Get-DomainGroup -Identity '<GroupName>' | Select-Object -ExpandProperty Member
Get-DomainGroupMember -Identity '<GroupName>' | Select-Object MemberDistinguishedName

• Enumerate the local groups on the local (or remote) machine. Requires local admin rights on the remote machine -> Get-NetLocalGroup | Select-Object GroupName
• Enumerates members of a specific local group on the local (or remote) machine. Also requires local admin rights on the remote machine -> Get-NetLocalGroupMember -GroupName Administrators | Select-Object MemberName, IsGroup, IsDomain

Shares

• Enumerate Domain Shares -> Find-DomainShare
• Enumerate Domain Shares the current user has access -> Find-DomainShare -CheckShareAccess
• Enumerate "Interesting" Files on accessible shares -> Find-InterestingDomainShareFile -Include *passwords*

OU and GPO

• Get domain OUs -> Get-DomainOU -Identity <name>
• Get computers in StudentMachines OU -> (Get-DomainOU -Identity StudentMachines).distinguishedname | %{Get-DomainComputer -SearchBase $_} | select name
• Get current GPO -> Get-DomainGPO and Get-DomainGPO -Properties DisplayName | Sort-Object -Property DisplayName
• Enumerate all GPOs to a specific computer -> Get-DomainGPO -ComputerIdentity <ComputerName> -Properties DisplayName | Sort-Object -Property DisplayName
• To get GPO applied on an OU. First copy the gplink attribute from (Get-DomainOU -Identity StudentsMachine).gplink. The gplink attribute in Get-DomainOU would indicate the group policy applied on the OU. Get-DomainGPO -Identity <value_of_gplink_with_angle_brackets> would give details about the GPO applied on that OU. But we won't be able to see the exact settings applied through that GPO.
• Get users which are in a local group of a machine using GPO -> Get-DomainGPOComputerLocalGroupMapping -ComputerIdentity <name>

ACLs

• Get-DomainObjectAcl -Identity "Domain Admins" -ResolveGUIDs -Verbose
• Find-InterestingDomainAcl -ResolveGUIDs | ? {$_.IdentityReferenceName -match "<user>"}
• If the user is a member of RDP Users group -> Find-InterestingDomainAcl -ResolveGUIDs | ?{$_.IdentityReferenceName -match "RDPUsers"}.
• If the trust is bidirectional, enumerate immediate forest root domain trust -> Get-ForestDomain -Forest eurocorp.local | %{Get-DomainTrust -Domain $_.Name}

If this returns errors, that means there's sub-domain set up and PV fails to enumerate trusts as forest trusts are non-transitive.

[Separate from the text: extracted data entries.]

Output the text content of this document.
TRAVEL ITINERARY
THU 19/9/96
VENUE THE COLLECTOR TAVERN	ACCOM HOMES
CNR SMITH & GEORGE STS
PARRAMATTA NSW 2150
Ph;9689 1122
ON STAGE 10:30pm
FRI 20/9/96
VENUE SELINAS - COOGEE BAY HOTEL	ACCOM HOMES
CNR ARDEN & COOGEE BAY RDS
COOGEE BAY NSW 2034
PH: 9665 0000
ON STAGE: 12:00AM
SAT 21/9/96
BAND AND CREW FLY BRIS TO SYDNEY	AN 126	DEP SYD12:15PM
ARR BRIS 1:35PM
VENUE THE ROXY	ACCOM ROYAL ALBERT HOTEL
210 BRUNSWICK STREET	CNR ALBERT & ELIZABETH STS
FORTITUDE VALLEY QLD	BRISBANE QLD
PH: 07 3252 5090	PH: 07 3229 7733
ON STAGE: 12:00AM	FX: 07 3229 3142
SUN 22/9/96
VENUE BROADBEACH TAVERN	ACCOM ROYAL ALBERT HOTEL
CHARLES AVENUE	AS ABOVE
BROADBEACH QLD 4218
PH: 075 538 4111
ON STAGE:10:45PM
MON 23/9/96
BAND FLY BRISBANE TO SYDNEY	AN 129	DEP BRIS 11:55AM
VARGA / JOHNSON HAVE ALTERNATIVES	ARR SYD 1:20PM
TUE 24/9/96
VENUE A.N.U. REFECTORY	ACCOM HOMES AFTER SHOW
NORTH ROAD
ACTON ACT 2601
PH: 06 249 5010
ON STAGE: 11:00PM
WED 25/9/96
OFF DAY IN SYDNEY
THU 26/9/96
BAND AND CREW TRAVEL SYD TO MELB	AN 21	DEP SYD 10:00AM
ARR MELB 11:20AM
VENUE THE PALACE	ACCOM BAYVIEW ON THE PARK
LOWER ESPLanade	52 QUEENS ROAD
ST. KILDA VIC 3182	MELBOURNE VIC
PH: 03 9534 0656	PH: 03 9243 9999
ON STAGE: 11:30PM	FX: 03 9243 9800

• Check the ACLs associated with a specified path (e.g smb share) -> Get-PathAcl -Path "\\Path\Of\A\Share"

Forests and Trusts

• Get-ForestDomain -Verbose, Get-DomainTrust, Get-ForestTrust
• List only external trusts -> Get-ForestDomain | %{Get-DomainTrust -Domain $_.Name} | ? {$_.TrustAttributes -eq "FILTER_SIDS"}
• Get trust mapping -> Get-ForestTrustMapping

Kerberoasting Enumeration

Check Bloodhound

User Hunting

• Find local admin access if the user is member of RDP users -> Find-PSRemotingLocalAdminAccess -Verbose
• Finds all machines on the current domain where the current user has local admin access -> Find-LocalAdminAccess -Verbose
• Find local admin access if the user is part of RDP Users group -> Find-PSRemotingLocalAdminAccess -Verbose
• Find local admins on all machines of the domain -> Find-DomainLocalGroupMember -Verbose
• Find computers were a Domain Admin OR a spesified user has a session -> Find-DomainUserLocation | Select-Object UserName, SessionFromName
• Confirming admin access -> Test-AdminAccess
• Find-WMIRemotingLocalAdminAccess

Privilege Escalation (Local)

Use AMSI Trigger and Defender Check in-case a tool doesn't work.

Exam Pointer -> Use combination of PowerUp and WinPEAS, to provide full coverage and fault-tolerance.

• PowerUp -> Invoke-AllChecks

Follow suggestions in PowerUp for abuse functions.